Comment by chimpansteve
12 hours ago
This was the line that did for me, as an old school backend engineer who has accidentally deleted way more production databases than I have fingers over the years -
> We have restored from a three-month-old backup.
You were absolutely screwed anyway if that was your backup strategy - deciding to plug your entire production infrastructure into a random number generator has only accelerated the process. Sort yourself out.
In the uhh, postmodern world where we are too chicken to even run things like Postgres or Mongo on servers ourselves, and rely on "X as a service" I think people are looking at the marketing from the provider (in this case Railway) and just scanning for a bullet point. "'Automatic backups'? Check! Great, we don't have to do backups anymore, they're taking care of it."

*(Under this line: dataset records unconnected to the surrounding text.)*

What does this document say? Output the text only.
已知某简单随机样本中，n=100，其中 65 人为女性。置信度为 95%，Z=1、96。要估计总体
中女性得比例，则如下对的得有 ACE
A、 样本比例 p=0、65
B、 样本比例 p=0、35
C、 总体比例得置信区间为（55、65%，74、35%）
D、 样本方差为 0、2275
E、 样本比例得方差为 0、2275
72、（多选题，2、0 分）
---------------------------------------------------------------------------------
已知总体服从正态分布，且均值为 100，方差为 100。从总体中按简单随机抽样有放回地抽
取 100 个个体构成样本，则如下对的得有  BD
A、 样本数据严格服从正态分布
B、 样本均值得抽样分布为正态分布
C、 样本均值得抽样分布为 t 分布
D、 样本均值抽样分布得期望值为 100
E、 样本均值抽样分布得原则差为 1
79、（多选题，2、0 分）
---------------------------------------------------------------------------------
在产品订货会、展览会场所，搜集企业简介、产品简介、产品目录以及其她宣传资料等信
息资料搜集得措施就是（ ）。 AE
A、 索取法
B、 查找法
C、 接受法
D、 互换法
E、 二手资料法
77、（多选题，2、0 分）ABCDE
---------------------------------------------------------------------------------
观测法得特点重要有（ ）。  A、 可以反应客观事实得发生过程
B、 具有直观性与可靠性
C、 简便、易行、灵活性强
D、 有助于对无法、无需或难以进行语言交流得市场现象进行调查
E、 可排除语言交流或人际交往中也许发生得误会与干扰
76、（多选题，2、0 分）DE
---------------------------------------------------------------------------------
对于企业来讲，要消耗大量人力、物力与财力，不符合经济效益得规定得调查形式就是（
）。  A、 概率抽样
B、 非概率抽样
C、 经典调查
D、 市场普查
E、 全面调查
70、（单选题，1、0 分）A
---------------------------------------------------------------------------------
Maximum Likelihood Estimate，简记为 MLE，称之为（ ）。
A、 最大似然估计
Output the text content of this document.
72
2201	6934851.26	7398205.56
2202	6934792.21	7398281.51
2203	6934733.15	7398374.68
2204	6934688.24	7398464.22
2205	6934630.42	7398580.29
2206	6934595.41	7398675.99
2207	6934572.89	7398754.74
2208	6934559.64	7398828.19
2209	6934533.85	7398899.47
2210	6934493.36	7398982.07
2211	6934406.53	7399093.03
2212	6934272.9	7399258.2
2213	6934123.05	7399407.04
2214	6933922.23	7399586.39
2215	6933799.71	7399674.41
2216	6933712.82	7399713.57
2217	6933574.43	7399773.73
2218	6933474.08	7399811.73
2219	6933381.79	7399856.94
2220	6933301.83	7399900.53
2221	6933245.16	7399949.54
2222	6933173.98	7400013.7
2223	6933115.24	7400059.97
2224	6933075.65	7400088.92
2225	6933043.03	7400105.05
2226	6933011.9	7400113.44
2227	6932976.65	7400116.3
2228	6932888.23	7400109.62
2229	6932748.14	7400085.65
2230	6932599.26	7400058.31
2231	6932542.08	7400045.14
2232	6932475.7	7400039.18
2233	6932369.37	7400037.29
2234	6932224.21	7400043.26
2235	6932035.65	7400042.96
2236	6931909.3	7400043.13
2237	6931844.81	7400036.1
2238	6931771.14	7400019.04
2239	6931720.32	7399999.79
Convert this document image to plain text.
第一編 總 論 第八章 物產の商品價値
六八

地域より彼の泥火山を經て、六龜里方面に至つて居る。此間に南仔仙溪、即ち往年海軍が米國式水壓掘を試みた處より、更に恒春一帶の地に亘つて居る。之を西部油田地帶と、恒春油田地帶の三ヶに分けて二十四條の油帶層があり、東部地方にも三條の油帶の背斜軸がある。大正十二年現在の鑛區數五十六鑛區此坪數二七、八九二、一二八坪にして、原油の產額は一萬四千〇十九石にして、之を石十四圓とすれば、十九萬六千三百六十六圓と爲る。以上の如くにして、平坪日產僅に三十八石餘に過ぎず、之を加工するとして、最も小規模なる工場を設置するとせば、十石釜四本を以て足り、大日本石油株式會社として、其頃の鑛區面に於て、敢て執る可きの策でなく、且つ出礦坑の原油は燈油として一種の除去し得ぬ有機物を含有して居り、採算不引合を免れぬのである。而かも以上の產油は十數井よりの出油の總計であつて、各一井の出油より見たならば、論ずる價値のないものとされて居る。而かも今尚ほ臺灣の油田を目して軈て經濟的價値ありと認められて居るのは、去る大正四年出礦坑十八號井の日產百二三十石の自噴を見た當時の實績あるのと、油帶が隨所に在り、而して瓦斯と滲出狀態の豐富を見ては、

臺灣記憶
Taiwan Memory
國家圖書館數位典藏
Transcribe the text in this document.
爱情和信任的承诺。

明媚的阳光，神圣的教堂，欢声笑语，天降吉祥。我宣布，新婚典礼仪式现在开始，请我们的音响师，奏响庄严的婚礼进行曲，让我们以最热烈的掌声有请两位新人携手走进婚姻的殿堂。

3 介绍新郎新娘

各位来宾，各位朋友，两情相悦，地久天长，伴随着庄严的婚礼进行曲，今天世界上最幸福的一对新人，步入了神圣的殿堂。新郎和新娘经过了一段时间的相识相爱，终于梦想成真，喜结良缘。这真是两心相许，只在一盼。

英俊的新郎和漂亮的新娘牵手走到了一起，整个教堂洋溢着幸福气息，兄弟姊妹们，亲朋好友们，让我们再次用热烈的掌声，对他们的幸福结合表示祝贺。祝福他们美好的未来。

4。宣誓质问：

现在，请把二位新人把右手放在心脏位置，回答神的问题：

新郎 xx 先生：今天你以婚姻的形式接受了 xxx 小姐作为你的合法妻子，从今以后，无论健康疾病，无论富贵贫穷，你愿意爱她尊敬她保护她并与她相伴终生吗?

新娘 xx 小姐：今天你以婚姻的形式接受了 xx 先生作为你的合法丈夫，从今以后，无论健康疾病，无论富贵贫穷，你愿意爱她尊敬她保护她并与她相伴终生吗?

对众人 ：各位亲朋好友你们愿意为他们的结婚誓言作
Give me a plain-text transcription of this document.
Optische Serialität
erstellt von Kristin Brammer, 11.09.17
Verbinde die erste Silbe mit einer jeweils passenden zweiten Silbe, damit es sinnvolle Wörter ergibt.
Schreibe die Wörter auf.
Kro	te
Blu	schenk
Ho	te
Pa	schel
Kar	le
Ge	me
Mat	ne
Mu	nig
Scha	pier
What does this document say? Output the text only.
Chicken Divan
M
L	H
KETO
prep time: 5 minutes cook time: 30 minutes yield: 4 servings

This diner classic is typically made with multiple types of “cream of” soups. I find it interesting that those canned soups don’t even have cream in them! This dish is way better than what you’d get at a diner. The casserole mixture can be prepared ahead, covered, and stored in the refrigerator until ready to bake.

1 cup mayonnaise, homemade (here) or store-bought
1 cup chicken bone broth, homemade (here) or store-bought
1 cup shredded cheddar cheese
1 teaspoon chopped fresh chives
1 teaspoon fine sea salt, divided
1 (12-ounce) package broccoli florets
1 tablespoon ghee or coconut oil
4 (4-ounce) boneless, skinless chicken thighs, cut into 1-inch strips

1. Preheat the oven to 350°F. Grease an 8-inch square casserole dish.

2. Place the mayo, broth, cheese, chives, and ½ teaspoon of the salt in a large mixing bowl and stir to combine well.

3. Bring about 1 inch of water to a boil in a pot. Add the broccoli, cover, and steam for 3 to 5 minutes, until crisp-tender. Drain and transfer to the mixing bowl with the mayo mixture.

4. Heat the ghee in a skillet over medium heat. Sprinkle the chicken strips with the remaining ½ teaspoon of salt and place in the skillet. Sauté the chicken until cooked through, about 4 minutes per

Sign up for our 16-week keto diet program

Everyone guffawing about this probably uses RDS and trusts that the backup facility AWS provides is actually useful - and I bet it does have a saner default than auto-deleting all the backups when you delete a database. Did you explicitly check this, though? Clearly this guy will pay the price of assuming, but I can see how he must have imagined that "backups" and "will be automatically and immediately deleted..." should never be in the same sentence, unless it was like, "when XX days have passed after a DB is dropped."
When I worked for a company 10 years ago that was mistrusting of cloud anything, we had a nightly dump of the prod DB (MySQL) that, if things went really wrong, could be loaded into a new DB server, because we knew it was our responsibility because it was our server. (In our case, even our physical hardware!)